Diabetes Risk Higher Among Overweight
In recent years, doctors have focused on the growing rate of diabetes among children and young people. But the most common kind of diabetes, type II, is more prevalent as people grow older and gain more weight. Before you know it, there is more fat around the waist and hips than you remembered.
The statistics are scary enough to make you want to stop eating immediately.
The World Health Organization says in just five years [2015], more than two billion adults will be overweight and 700 million will be classified as obese. Being overweight or obese is an expanding problem even in low and middle income nations.
Less physical activity and foods high in fat and sugar are a recipe for a global epidemic of diabetes, the WHO says.
Dr. David Siscovick of the University of Washington in Seattle is one of the researchers who studied how body composition, the ratio of lean tissue to fat, and increased weight affected the risk of diabetes in more than 4,000 adults, age 65 and older.
“If you were in the upper fifth of the population that we studied, the upper 20 percent of the population in terms of multiple measures of adiposity [body fat], you had a four fold increase[d] risk of developing diabetes late in life,” he said.
At the beginning of the study, none of the participants had been diagnosed with diabetes. Researchers kept track of their body mass index, waist size, and waist to hip ratio over the next 12 years.
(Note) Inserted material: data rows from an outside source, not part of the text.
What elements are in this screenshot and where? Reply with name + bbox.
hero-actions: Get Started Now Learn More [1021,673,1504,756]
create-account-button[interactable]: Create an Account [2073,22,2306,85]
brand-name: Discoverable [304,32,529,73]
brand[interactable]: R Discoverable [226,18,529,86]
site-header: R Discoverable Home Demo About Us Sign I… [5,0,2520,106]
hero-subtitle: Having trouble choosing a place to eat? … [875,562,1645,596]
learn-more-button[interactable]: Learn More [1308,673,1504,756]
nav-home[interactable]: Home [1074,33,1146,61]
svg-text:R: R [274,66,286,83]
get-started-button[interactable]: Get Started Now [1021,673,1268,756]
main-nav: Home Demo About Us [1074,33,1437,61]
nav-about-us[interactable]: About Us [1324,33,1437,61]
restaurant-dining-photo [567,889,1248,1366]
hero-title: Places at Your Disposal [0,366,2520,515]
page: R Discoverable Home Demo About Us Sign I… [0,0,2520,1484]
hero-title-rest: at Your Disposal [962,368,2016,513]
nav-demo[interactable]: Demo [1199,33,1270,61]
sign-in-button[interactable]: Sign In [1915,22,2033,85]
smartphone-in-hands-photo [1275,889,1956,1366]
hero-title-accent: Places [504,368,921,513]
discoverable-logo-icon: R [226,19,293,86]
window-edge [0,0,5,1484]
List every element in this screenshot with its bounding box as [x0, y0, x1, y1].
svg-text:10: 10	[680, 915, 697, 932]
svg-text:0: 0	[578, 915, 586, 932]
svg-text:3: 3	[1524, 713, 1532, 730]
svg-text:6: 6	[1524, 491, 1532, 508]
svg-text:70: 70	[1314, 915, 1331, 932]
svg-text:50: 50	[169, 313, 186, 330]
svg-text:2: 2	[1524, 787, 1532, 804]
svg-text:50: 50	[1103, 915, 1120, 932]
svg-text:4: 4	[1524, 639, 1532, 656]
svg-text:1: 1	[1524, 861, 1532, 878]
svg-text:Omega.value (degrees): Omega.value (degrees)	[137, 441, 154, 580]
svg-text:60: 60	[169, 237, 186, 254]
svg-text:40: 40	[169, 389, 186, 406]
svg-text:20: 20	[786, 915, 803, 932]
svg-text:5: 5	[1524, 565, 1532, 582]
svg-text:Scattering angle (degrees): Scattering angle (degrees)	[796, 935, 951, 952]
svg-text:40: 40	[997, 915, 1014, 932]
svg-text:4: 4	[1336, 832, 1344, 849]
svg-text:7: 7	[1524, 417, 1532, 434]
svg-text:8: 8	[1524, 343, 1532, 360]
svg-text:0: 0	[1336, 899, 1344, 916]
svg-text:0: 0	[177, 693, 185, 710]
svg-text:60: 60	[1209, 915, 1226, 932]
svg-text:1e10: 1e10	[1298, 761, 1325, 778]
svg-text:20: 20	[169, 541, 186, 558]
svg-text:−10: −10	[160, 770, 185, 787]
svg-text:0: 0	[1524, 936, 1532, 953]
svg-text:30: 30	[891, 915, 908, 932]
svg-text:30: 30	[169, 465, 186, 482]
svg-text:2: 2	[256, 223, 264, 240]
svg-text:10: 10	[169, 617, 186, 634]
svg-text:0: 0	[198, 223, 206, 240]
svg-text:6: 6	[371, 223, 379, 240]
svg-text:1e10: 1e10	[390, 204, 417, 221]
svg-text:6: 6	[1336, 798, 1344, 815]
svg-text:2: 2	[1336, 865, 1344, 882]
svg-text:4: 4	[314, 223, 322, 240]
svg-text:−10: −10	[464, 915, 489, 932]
“Even among adults over the age of 75, having a higher body mass index was still associated with a two-fold increased risk of diabetes,” Mary Biggs, Unversity of Washington, Seattle stated.
Men who were borderline obese had a five and a half times higher risk of diabetes than those who were just overweight. For women, the risk was about three and a half times higher. The experts believe this is because men tend to have more belly fat.
As hard as it might be, colleague Mary Biggs says making sure your weight stays at a healthy level is the only way to keep the risk of diabetes down. “The results affirm the importance of weight control during middle age and suggest that weight control remains important into older ages in terms of reducing diabetes risks,” she said.
The study was published in the Journal of the American Medical Association.